Looking back at ourselves: Illustrations of motherhood by Jessie Willcox Smith


In her intimate and illuminating illustrations of mother and child, Jessie Willcox Smith captures some of my favourite parenting moments–namely reading and bedtime (both involve cuddles and of course, books).

Jessie Willcox Smith (1863-1935) was a prolific American illustrator whose images of late-Victorian domesticity were published in numerous children’s books (The Water-Babies, 1916) and magazines (Good Housekeeping, Harper’s and Scribner’s).

As dictated by the time in which she lived, Smith had to choose between a career as an illustrator and a life as wife and mother. She chose a career. But through her work, children became the centre of her life:

“It has been one long joyous road along which troop delightful children, happy children, sad children, thoughtful children, and above all wondering, imaginative children, who give to their charmingly original thoughts a delicious quaintness of expression. I love to paint them all.” (source)

Some have criticized her for idealizing the lives of children and mothers. I do not. I am not an art critic, but I am a mother, and I see something very different when I look at her illustrations.

Smith’s work reflects the routine yet important things we do together every day–reading, dressing, eating, sleeping.

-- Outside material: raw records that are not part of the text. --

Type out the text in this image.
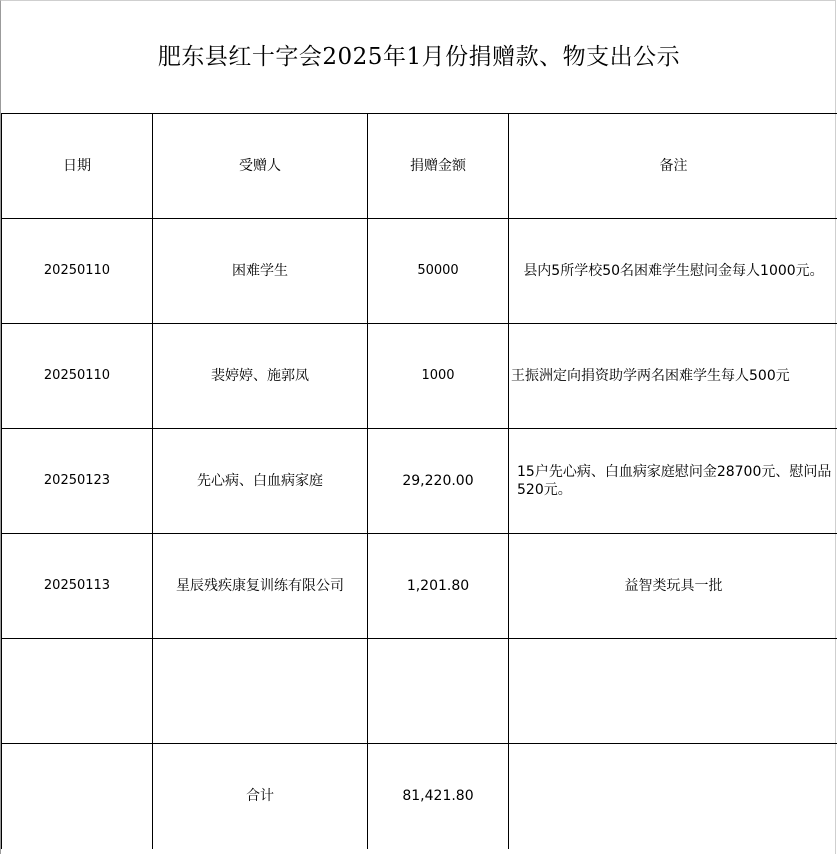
肥东县红十字会2025年1月份捐赠款、物支出公示
日期	受赠人	捐赠金额	备注
20250110	困难学生	50000	县内5所学校50名困难学生慰问金每人1000元。
20250110	裴婷婷、施郭凤	1000	王振洲定向捐资助学两名困难学生每人500元
20250123	先心病、白血病家庭	29,220.00	15户先心病、白血病家庭慰问金28700元、慰问品520元。
20250113	星辰残疾康复训练有限公司	1,201.80	益智类玩具一批

	合计	81,421.80	
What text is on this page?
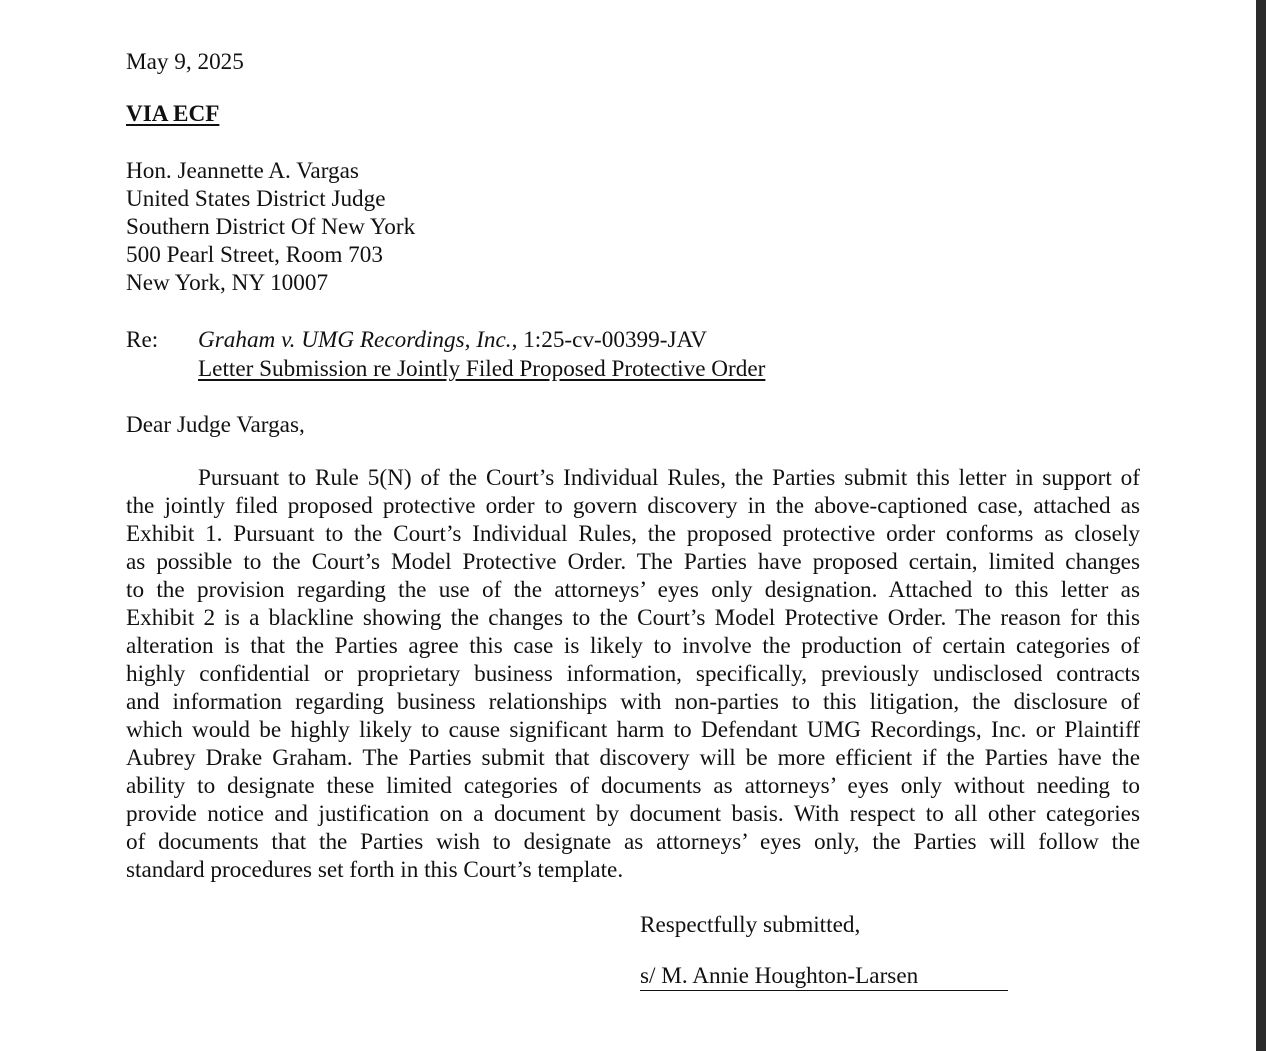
May 9, 2025
VIA ECF
Hon. Jeannette A. Vargas
United States District Judge
Southern District Of New York
500 Pearl Street, Room 703
New York, NY 10007
Re: Graham v. UMG Recordings, Inc., 1:25-cv-00399-JAV
Letter Submission re Jointly Filed Proposed Protective Order
Dear Judge Vargas,
Pursuant to Rule 5(N) of the Court’s Individual Rules, the Parties submit this letter in support of
the jointly filed proposed protective order to govern discovery in the above-captioned case, attached as
Exhibit 1. Pursuant to the Court’s Individual Rules, the proposed protective order conforms as closely
as possible to the Court’s Model Protective Order. The Parties have proposed certain, limited changes
to the provision regarding the use of the attorneys’ eyes only designation. Attached to this letter as
Exhibit 2 is a blackline showing the changes to the Court’s Model Protective Order. The reason for this
alteration is that the Parties agree this case is likely to involve the production of certain categories of
highly confidential or proprietary business information, specifically, previously undisclosed contracts
and information regarding business relationships with non-parties to this litigation, the disclosure of
which would be highly likely to cause significant harm to Defendant UMG Recordings, Inc. or Plaintiff
Aubrey Drake Graham. The Parties submit that discovery will be more efficient if the Parties have the
ability to designate these limited categories of documents as attorneys’ eyes only without needing to
provide notice and justification on a document by document basis. With respect to all other categories
of documents that the Parties wish to designate as attorneys’ eyes only, the Parties will follow the
standard procedures set forth in this Court’s template.
Respectfully submitted,
s/ M. Annie Houghton-Larsen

As mothers, we are so busy doing these things that we barely notice them–and we rarely see them reflected back to us in such a beautiful and tender way. What I love seeing portrayed here is the sense of quiet purposefulness–these things need to get done, and so we do them.

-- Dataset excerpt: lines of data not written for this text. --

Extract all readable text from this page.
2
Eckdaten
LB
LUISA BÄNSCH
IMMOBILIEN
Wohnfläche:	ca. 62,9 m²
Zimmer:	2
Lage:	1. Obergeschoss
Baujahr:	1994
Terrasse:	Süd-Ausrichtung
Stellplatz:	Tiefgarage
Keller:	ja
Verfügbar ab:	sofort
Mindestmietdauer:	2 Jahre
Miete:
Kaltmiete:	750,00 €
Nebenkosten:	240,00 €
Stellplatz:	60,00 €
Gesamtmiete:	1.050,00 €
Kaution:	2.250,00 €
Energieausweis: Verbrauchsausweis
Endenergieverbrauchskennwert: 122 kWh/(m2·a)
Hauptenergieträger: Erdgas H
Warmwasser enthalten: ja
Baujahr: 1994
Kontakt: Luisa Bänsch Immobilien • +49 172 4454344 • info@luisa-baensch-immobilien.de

These things we do to care for our children are not usually very exciting, and yet they are often wrought with emotion: fatigue and frustration, but also patience and love. I think she captures that reality here too.

Her illustrations, although created more than a century ago, let us see ourselves as mothers and hopefully recognize the beauty and the value in what we do.

I would love to know–what do you see when you look at Smith’s illustrations of motherhood?




Happy mother’s day. May you read good books, eat good food, sleep as much as you like, and get lots of cuddles.

(All images are from 1890, published in Scribner’s Magazine. Source: New York Public Library digital gallery.)


    • Glad you like them too! “Bedtime”, in particular, sends shivers up my spine. She perfectly captures the tenderness and the strength of a parent holding a sleeping child.